Dies hat natürlich mit bestimmten Weichenstellungen der langfristigen Wirkungsgeschichte zu tun. Das häufig zu konstatierende Schweigen der kirchengeschichtlichen Überblickswerke ist sprechend, und es hat das durchschnittliche Bewusstsein ganzer Generationen von Theologinnen und Theologen geprägt. Und gleichzeitig scheint es so etwas wie eine anonyme Wirkungsgeschichte Bullingers zu geben, wofür sich eine Reihe von Indizien angeben ließen.

Wie schon oft betont worden ist, ist der reformierte Protestantismus historisch gesehen mit dem Consensus Tigurinus entstanden. An seiner Wiege steht somit nicht eine Gründerpersönlichkeit, sondern ein Konsens. Zu einem Konsens braucht es mindestens zwei.

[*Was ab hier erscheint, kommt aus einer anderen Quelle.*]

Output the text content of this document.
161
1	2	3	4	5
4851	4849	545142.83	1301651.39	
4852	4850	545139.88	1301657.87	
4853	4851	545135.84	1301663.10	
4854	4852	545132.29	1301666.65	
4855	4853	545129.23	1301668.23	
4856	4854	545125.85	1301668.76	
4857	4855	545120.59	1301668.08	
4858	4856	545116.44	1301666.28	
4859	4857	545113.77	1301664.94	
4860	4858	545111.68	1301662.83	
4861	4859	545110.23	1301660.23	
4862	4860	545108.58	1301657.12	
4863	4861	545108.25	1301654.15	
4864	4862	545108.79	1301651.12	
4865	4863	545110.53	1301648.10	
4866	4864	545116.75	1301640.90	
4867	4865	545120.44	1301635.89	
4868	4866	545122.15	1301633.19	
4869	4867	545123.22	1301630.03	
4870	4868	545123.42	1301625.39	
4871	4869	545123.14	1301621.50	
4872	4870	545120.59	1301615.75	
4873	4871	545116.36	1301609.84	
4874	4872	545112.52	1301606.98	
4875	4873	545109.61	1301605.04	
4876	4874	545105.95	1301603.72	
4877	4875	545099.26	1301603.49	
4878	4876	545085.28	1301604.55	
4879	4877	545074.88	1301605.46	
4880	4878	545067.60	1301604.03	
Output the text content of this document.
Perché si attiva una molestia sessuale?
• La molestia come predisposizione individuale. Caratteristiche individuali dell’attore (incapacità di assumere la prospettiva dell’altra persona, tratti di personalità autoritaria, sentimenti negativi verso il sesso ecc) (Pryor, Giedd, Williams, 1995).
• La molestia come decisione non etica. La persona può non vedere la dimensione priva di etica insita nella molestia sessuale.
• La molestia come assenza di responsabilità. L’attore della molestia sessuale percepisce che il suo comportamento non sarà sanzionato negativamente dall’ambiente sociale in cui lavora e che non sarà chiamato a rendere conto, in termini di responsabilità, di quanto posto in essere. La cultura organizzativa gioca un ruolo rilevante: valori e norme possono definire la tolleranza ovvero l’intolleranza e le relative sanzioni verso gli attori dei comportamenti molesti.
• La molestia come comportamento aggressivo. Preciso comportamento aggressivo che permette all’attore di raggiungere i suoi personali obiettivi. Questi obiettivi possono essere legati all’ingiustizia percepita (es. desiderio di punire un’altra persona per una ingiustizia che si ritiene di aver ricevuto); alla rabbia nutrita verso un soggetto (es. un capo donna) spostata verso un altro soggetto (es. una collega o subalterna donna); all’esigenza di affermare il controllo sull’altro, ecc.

Und zu einem Initialkonsens für den reformierten Protestantismus brauchte es zwei seiner Schlüsselfiguren. Als eine solche ist Bullinger anzusehen. Und dies keineswegs nur aufgrund äußerlicher Umstände und Tatsachen, etwa derjenigen, dass er seine ersten reformatorischen Schriften bereits zu einer Zeit verfasst hat, als der vierzehnjährige Calvin am Collège de la Marche in Paris gerade durch Cordier in die Grundlagen der philologischen Textinterpretation eingeführt wurde, oder derjenigen, dass er den Genfer Reformator zur Unterschrift des Consensus Tigurinus bei sich in Zürich freundlich, ja herzlich empfangen hat.

Wenn der reformierte Protestantismus mit einem Konsens begonnen hat, bedeutet dies auch, dass ihm Pluralität und potenzieller immanenter Dissens von Anfang an eigentümlich war. Nach historischen Belegen braucht man da nicht lange zu suchen. Gerade das machte seine Schwäche, aber auch seine Kraft und Stärke aus, und tut es noch immer. Die Forschung hat seit einiger Zeit schon begonnen, diese Pluralität, den Austausch zwischen verschiedenen Gestalten und Persönlichkeiten und deren Verankerung in ihren jeweiligen Gesprächskontexten vermehrt wahrzunehmen und herauszustellen; außerhalb der Fachkreise scheint mir allerdings das Bewusstsein dafür noch entwicklungsbedürftig zu sein. Der Gedanke von bestimmten Schlüsselfiguren wird damit nicht hinfällig, wohl aber die Vorstellung von einzelnen einsamen, theologische Gedanken kreierenden und Geschichte machenden Heroen, die keine Freunde und anregend-kritische Gesprächspartner, sondern nur entweder Anhänger oder Feinde besaßen.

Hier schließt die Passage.